Jev reversed down the alley, backed onto the street, then gunned forward toward the intersection ahead. There was a stop sign on the corner, but the Tahoe wasn’t slowing. I was just wondering if Jev would at least yield for the stop sign, as I clutched the granny handle above my door with both hands and hoped he would, when a dark silhouette staggered into our lane. The tire iron projecting out of Gabe’s back was wrenched at a gruesome angle, and in the hazy light, it resembled a broken appendage. A battered wing.

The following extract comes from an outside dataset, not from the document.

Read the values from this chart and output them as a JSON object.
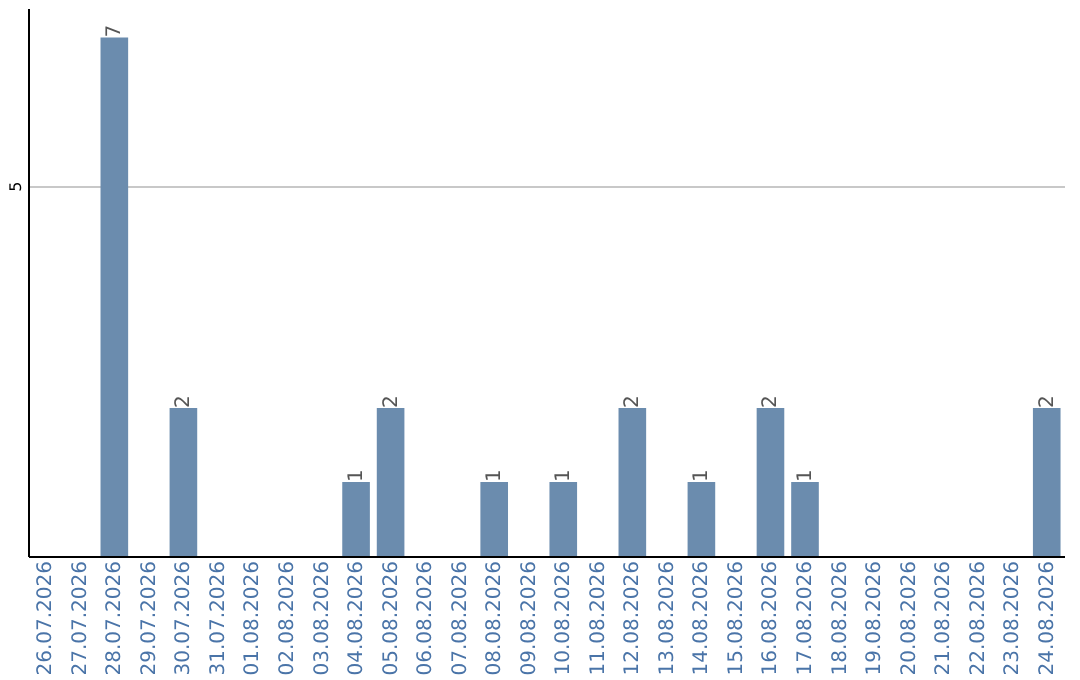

Jev stepped on the gas and threw the SUV into higher gear. It pitched forward, increasing in speed. Gabe was too far away to read his expression, but he showed no sign of moving. He crouched, tucking his legs beneath him, his hands up in front of him as though he thought he could block us.

I gripped the seat-belt strap. “You’re going to hit him!”

“He’ll move.”

My foot stomped an imaginary brake pedal. The distance between Gabe and the Tahoe rapidly narrowed. “Jev — stop — right — now!”

“This won’t kill him either.”

He forced the Tahoe into another burst of speed. And then it all happened too quickly.

Gabe lunged, hurtling through the air toward us. He struck the windshield, the glass cracking into a latticelike web. An instant later he flew out of sight. A scream filled the car, and I realized it was mine.

“He’s on top of the car,” Jev said. He floored it over the curb, plowing through a sidewalk bench and driving under a low-hanging tree. Jerking the steering wheel a hard left, he steered back onto the street.

“Did he fall off? Where is he? Is he still up there?” I pressed my face to my window, trying to see above me.

“Hang on.”

“To what?” I shouted, grasping for the granny handle again.

I never felt the brake. But Jev must have stepped on it, because the Tahoe spun a full rotation before squealing to a stop. My shoulder was slammed up against the door frame. Out of the corner of my eye I saw a dark mass fly through the air and land with catlike grace on the ground. Gabe stayed there a moment, crouching, his back to us.

Jev threw the Tahoe into first gear.

Gabe looked back over his shoulder. His hair clung to the sides of his face, a sheen of sweat holding it in place. His eyes locked with mine. His mouth tipped up diabolically. He said something just as the Tahoe lunged into motion, and even though I couldn’t decipher a single word from the movement of his lips, the message was clear. This isn’t over.